Population growth has often been understated as a contributing factor to diminishing water supplies and reducing Delta water exports. (page 264, PPIC Report) The PPIC report focuses on urban conservation as a critical strategy in reducing urban water use. (see page 265, PPIC Report) Conservation is one technique to lower demand of water for urban regions. It does not address saltwater intrusion. The Pacific Institute Report states: “The total volume of water withdrawn nationwide in 2005 was lower than it was in 1975, despite substantial economic and population growth. This is a significant achievement, demonstrating that water demand can be successfully delinked from growth.” MUNICIPAL DELIVERIES OF COLORADO RIVER BASIN WATER, page 2-3 at http://www.pacinst.org/reports/co_river_municipal_deliveries . Per capita use is one measure of water accounting. It does not measure: impacts on ecosystems, impacts on existing economies of scale, groundwater depletions, carrying capacity of existing water infrastructure, impacts on public services, healthcare and education systems or other consequences of urban sprawl and development. It is unfortunate that the Pacific Institute proposes to encourage public officials to “promote conservation and efficiency” (MUNICIPAL DELIVERIES, page iv.) when, absent an open and transparent regional planning process, the result could very well lead to exacerbation of tensions in regards to water supplies predicted by the Department of the Interior in WATER 2025. http://biodiversity.ca.gov/Meetings/archive/water03/water2025.pdf

Water politics on a statewide level is a continual battle over freshwater supplies between one region and another. Urban users rarely bat an eyelash as water continues to flow from our spigots. But farmers are in crisis every time there is a drought. This political paradigm is manifested in the State Legislature by the partisan divides between Democrats and Republicans. Sustainability will never be brought in to balance the decisions until there is a countervailing force brought into the State Legislature through the elections of Greens. Sustainability is in the interests of all water users, as well as the environment. Regional planning needs to limit diversions and establish concrete objectives in defining sustainable water use by balancing growth with renewable supplies. As a state we will not get there traveling the road that we have chosen to-date. There are better alternatives. We can work together. We can plan together.

Sunday, June 19, 2011

California Water Politics: Balancing Growth with Renewable Supplies

Any study of water management report in the state of California that fails to analyze California water politics leaves a significant gap in grasping the decisions that have been made in the past and those that will be made in the future. In addressing California water politics we find profound disparities in power and influence. There are many advocacy groups that represent users and stakeholders throughout the state who are engaged in issues of water quality, water allocations and water diversions. There are lines drawn between coastal municipalities and inland users. There are lines drawn between North and South. There are environmentalists and agribusinesses that project their ritual oppositions in the media. Liberals in San Francisco raise the banner of the Delta smelt, while conservatives on talk shows mock the prioritization of a minnow-like fish ahead of the farm owners and farm workers of the Central Valley.

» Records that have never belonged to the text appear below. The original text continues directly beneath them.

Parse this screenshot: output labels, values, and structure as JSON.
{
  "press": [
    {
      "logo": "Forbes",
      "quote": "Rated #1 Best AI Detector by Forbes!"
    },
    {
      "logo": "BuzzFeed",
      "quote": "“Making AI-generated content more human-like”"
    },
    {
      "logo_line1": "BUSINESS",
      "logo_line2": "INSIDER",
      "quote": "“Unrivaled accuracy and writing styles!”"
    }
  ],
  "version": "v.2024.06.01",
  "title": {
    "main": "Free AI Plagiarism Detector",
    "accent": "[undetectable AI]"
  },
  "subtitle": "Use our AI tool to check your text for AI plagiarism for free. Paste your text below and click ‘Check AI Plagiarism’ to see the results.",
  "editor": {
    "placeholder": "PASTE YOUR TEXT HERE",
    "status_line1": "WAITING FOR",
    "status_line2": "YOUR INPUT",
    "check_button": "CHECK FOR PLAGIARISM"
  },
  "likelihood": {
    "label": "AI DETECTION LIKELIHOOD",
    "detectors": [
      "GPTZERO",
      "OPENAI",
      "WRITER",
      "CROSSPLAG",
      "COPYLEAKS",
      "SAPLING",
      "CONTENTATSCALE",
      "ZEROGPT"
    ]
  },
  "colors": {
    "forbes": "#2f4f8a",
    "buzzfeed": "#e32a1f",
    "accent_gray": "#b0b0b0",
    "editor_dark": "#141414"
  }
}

The irony is that with all the smoke inherent in these conflicts, how do we ever find the fire of the real interests of users in California? One thing is clear, no one lacks the appropriate science and policy advocates in the public arena to plead their case. Here in California its called "combat science". The real substantive political questions remain obscured by the white noise of the advocacy groups.

The essence of sustainability in water politics is working regionally to integrate the objective: balancing growth with renewable supplies. Defining the common needs and mechanisms to accomplish this is a common objective of our neighbors and friends and not a battlefield of the future. If we can make sacrifices in these decisions, our neighbors can do so as well. If we can establish priorities recognizing our neighbors and surrounding communities’ needs, they can as well. But we need to do with without taking from others. And we need to be cognizant of what it is we are expecting of others.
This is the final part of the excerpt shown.